2. Preparation according to claim 1, wherein it contains components (a) and (b) in a common dispensing form.

3. Preparation according to claim 1, wherein it contains components (a) and (b) in dispensing forms that are separate in each case.

4. Preparation according to one of claims 1 to 3, wherein the ERβ antagonist (a) is selected from 3,16-dihydroxyestra-1,3,5(10)-triene derivatives, 8α-H, 9β-H, 10α-H, 13α-H, 14β-H-gonane derivatives, preferably derived from ent-13-alkylgonane, 8β-substituted estra-1,3,5(10)-triene derivatives and gona-1,3,5(10)-triene derivatives.

5. Preparation according to one of claims 1 to 4, wherein component (b) contains an antagonist that is selective for the estrogen receptor α (ERα), in particular a peripherally-selective ERα-selective antagonist.

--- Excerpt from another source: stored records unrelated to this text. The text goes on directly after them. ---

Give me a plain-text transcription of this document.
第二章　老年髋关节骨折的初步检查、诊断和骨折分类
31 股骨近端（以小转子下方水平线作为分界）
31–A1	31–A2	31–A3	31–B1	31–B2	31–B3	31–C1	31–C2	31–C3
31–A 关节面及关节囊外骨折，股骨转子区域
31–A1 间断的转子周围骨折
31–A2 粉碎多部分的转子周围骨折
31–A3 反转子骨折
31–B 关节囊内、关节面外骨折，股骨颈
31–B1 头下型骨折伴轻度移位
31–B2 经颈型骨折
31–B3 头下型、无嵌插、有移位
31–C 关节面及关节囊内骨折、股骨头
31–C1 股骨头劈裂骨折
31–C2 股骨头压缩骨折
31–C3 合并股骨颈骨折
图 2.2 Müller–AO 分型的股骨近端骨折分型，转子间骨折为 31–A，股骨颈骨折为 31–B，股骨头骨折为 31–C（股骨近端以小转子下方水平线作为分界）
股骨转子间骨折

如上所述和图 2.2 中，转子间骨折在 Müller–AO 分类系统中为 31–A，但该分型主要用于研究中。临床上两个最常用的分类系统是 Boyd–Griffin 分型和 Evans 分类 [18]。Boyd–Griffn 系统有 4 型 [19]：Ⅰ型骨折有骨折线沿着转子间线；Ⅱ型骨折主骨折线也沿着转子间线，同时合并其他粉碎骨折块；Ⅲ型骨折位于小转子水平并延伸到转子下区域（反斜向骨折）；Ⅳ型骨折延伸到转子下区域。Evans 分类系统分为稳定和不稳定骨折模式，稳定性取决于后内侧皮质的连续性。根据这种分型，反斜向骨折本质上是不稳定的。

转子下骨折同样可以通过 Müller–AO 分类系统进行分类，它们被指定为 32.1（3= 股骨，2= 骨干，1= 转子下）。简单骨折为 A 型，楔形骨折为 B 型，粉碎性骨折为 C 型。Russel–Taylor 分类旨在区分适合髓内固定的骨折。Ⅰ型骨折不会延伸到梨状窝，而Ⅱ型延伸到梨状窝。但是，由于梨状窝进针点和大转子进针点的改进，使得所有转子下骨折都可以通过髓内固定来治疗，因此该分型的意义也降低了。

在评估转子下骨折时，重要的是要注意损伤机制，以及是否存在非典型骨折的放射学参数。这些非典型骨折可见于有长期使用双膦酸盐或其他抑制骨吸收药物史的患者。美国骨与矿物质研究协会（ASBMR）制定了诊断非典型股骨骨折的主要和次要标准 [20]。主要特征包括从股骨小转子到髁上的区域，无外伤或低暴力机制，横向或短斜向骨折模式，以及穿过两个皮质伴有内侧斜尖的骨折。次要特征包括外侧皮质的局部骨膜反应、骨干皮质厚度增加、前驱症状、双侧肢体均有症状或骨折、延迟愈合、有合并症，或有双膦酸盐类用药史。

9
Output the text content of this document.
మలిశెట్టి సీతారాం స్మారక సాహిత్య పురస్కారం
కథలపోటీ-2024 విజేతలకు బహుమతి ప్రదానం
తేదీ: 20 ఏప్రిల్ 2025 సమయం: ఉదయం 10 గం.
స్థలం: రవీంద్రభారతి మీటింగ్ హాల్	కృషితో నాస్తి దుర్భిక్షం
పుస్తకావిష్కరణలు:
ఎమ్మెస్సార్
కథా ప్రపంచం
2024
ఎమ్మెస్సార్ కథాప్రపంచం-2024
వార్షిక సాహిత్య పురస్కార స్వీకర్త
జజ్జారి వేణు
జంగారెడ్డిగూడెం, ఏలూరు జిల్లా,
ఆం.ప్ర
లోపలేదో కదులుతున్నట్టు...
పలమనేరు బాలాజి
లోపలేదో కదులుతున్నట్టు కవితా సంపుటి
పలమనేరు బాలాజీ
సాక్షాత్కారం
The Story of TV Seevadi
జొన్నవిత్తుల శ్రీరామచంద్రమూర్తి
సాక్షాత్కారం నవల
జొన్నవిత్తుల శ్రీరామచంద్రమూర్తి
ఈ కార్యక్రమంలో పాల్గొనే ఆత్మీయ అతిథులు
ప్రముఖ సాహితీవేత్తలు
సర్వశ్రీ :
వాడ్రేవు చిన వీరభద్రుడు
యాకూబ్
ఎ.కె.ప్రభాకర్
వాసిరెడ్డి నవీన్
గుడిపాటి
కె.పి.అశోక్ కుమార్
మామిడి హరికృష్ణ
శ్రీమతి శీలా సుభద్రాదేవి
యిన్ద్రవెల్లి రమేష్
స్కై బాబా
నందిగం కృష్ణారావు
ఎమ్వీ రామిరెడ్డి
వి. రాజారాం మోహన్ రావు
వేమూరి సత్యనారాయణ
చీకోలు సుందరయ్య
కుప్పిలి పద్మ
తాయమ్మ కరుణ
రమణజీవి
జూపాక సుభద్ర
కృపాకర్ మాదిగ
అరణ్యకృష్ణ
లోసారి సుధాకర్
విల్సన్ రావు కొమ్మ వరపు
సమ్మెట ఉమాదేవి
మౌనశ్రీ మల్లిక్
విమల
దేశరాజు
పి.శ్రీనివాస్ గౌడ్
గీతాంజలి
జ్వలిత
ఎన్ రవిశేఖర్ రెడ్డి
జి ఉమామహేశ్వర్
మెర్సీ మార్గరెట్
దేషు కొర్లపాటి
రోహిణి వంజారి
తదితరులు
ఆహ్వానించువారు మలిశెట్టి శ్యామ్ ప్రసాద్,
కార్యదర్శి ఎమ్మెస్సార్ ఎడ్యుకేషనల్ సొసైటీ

6. Preparation according to one of claims 1 to 4, wherein component (b) contains a SERM that is selective for ERα.

7. Use of a combination preparation according to one of claims 1 to 6 for a tissue-selective or organ-selective estrogen therapy.

8. Use according to claim 7 for the prophylaxis or treatment of perimenopausal and postmenopausal symptoms, for hormone substitution, for prophylaxis or treatment of hormone-deficiency-induced symptoms, in particular in the case of ovarian dysfunction, for prophylaxis and treatment of hormone-deficiency-induced bone mass loss and osteoporosis, for prophylaxis and treatment of cardiovascular and vascular diseases, for prophylaxis and treatment of hormone-deficiency-induced and neurodegenerative diseases, for prophylaxis and treatment of hormone-deficiency-induced impairments of memory and learning capacity, and for prophylaxis and treatment of diseases of the immune system.